DNA-based phylogeny has helped to provide better insights into the taxonomy of Pleurotheciales and a recommendation of species boundaries was established [55], leading to recent classification updates. Rhexoacrodictys, which was treated as a genus in Savoryellales by Xia et al. [56], was accepted in Pleurotheciales in a later phylogenetic study [6]. Our phylogenetic results corroborate those of Luo et al. [6], and our new genus Saprodesmium forms a well-supported lineage basal to Rhexoacrodictys in Pleurotheciales (Figure 1). The BlastN search of Saprodesmium using SSU sequence in NCBIs GenBank reveals a high similarity (99.49%) with a hyphomycetous species Dematipyriforma aquilaria. Dematipyriforma, typified by D. aquilaria, was isolated as an endophyte from the trunk of Aquilaria crassna, producing dark muriform conidia [43]. Dematipyriforma was placed in Savoryellales in the phylogenetic tree of Sun et al. [43], however, they did not include other related orders (Conioscyphales, Fuscosporellales and Pleurotheciales) in Savoryellomycetidae. Our multi-locus phylogeny places Dematipyriforma as a sister genus to Rhexoacrodictys and Saprodesmium with good bootstrap support in Pleurotheciales (99% ML BS/1.00 BI PP, Figure 1). On the other hand, the muriform conidia of Dematipyriforma are similar to Neomonodictys in Pleurotheciales. According to this morphological trait and phylogenetic result, we accept Dematipyriforma in Pleurotheciales. Besides saprobes and few opportunistic human pathogens, Dematipyriforma is the only presently known endophytic genus in the order, which increases our understanding of different life modes of Pleurotheciales.

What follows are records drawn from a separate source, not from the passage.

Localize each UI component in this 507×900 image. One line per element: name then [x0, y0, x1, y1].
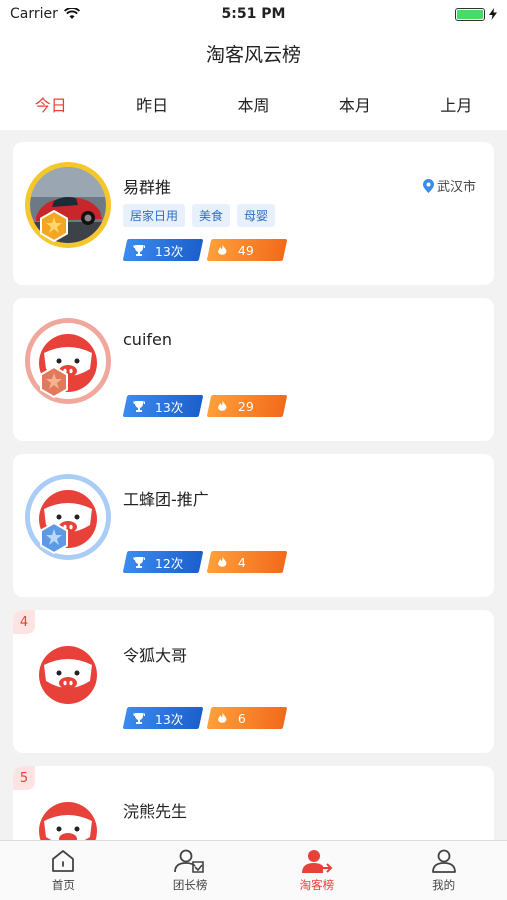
ranking-card[interactable]: 工蜂团-推广 12次 4 — [13, 454, 494, 597]
heat-value: 29 — [238, 398, 254, 414]
tag-list: 居家日用 美食 母婴 — [123, 204, 276, 227]
fire-icon — [218, 556, 227, 567]
silver-medal-icon — [40, 522, 68, 554]
tabbar-label: 我的 — [432, 878, 456, 892]
user-name: 令狐大哥 — [123, 646, 188, 665]
times-badge: 13次 — [122, 395, 204, 417]
taoke-rank-icon — [301, 850, 333, 873]
times-badge: 12次 — [122, 551, 204, 573]
heat-value: 6 — [238, 710, 246, 726]
stats: 13次 6 — [122, 707, 288, 729]
ranking-card[interactable]: cuifen 13次 29 — [13, 298, 494, 441]
stats: 12次 4 — [122, 551, 288, 573]
nav-bar: 淘客风云榜 — [0, 28, 507, 78]
heat-value: 49 — [238, 242, 254, 258]
tab-last-month[interactable]: 上月 — [406, 92, 507, 116]
pig-avatar-icon — [30, 791, 106, 840]
tabbar-profile[interactable]: 我的 — [380, 841, 507, 900]
profile-icon — [431, 849, 456, 873]
user-name: 易群推 — [123, 178, 172, 197]
ranking-card[interactable]: 4 令狐大哥 13次 6 — [13, 610, 494, 753]
status-bar: Carrier 5:51 PM — [0, 0, 507, 28]
tabbar-label: 淘客榜 — [299, 878, 335, 892]
bronze-medal-icon — [40, 366, 68, 398]
period-tabs: 今日 昨日 本周 本月 上月 — [0, 78, 507, 130]
tabbar-label: 团长榜 — [172, 878, 208, 892]
fire-icon — [218, 244, 227, 255]
location-pin-icon — [422, 178, 434, 193]
fire-icon — [218, 400, 227, 411]
tab-today[interactable]: 今日 — [0, 92, 101, 116]
times-value: 13次 — [155, 243, 184, 259]
heat-badge: 29 — [206, 395, 288, 417]
location: 武汉市 — [422, 176, 476, 195]
fire-icon — [218, 712, 227, 723]
stats: 13次 49 — [122, 239, 288, 261]
avatar-wrap — [25, 786, 111, 840]
clock: 5:51 PM — [221, 6, 286, 22]
pig-avatar-icon — [30, 635, 106, 711]
home-icon — [52, 850, 75, 872]
tabbar-leader-rank[interactable]: 团长榜 — [127, 841, 254, 900]
avatar — [30, 635, 106, 711]
tag: 居家日用 — [123, 204, 186, 227]
heat-badge: 6 — [206, 707, 288, 729]
stats: 13次 29 — [122, 395, 288, 417]
heat-badge: 4 — [206, 551, 288, 573]
carrier-label: Carrier — [10, 6, 58, 22]
page-title: 淘客风云榜 — [205, 43, 301, 66]
trophy-icon — [133, 557, 145, 568]
times-value: 12次 — [155, 555, 184, 571]
user-name: cuifen — [123, 330, 172, 349]
bottom-tab-bar: 首页 团长榜 淘客榜 我的 — [0, 840, 507, 900]
avatar — [30, 791, 106, 840]
gold-medal-icon — [40, 210, 68, 242]
tabbar-home[interactable]: 首页 — [0, 841, 127, 900]
tabbar-label: 首页 — [51, 878, 75, 892]
rank-number: 4 — [13, 610, 35, 634]
location-text: 武汉市 — [436, 180, 476, 195]
trophy-icon — [133, 245, 145, 256]
tag: 美食 — [192, 204, 231, 227]
ranking-list[interactable]: 易群推 武汉市 居家日用 美食 母婴 13次 49 cuifen 13次 29 … — [0, 130, 507, 840]
user-name: 浣熊先生 — [123, 802, 188, 821]
rank-number: 5 — [13, 766, 35, 790]
ranking-card[interactable]: 5 浣熊先生 — [13, 766, 494, 840]
ranking-card[interactable]: 易群推 武汉市 居家日用 美食 母婴 13次 49 — [13, 142, 494, 285]
avatar-wrap — [25, 630, 111, 716]
trophy-icon — [133, 401, 145, 412]
wifi-icon — [63, 8, 80, 19]
times-badge: 13次 — [122, 239, 204, 261]
battery-icon — [455, 7, 485, 21]
tag: 母婴 — [237, 204, 276, 227]
heat-value: 4 — [238, 554, 246, 570]
leader-rank-icon — [174, 849, 204, 873]
user-name: 工蜂团-推广 — [123, 490, 209, 509]
times-value: 13次 — [155, 711, 184, 727]
tab-yesterday[interactable]: 昨日 — [101, 92, 202, 116]
tab-this-month[interactable]: 本月 — [304, 92, 405, 116]
charging-icon — [489, 8, 497, 20]
times-badge: 13次 — [122, 707, 204, 729]
tab-this-week[interactable]: 本周 — [203, 92, 304, 116]
heat-badge: 49 — [206, 239, 288, 261]
times-value: 13次 — [155, 399, 184, 415]
tabbar-taoke-rank[interactable]: 淘客榜 — [254, 841, 381, 900]
trophy-icon — [133, 713, 145, 724]
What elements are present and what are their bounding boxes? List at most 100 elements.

Freshwater fungi are a unique group of organisms with a special ability to survive and grow on submerged wood in water by producing soft rot cavities [57,58]. There is very little overlap between the fungi growing on wood submerged in freshwater and those on adjacent stream sides [59,60]. Thus, we are continually finding novel taxa from this unique habitat and since streams are often disparate elements, we are likely to discover many more which will improve our understanding of fungal classification [61]. Freshwater appears to be an ecologically important niche for species in Pleurotheciales [62]. Almost all Pleurotheciella species were collected from freshwater [3,4,6,9,10,13], as well as some species from Helicoascotaiwania, Phaeoisaria, Pleurothecium and Sterigmatobotrys [6,10,12,15,63].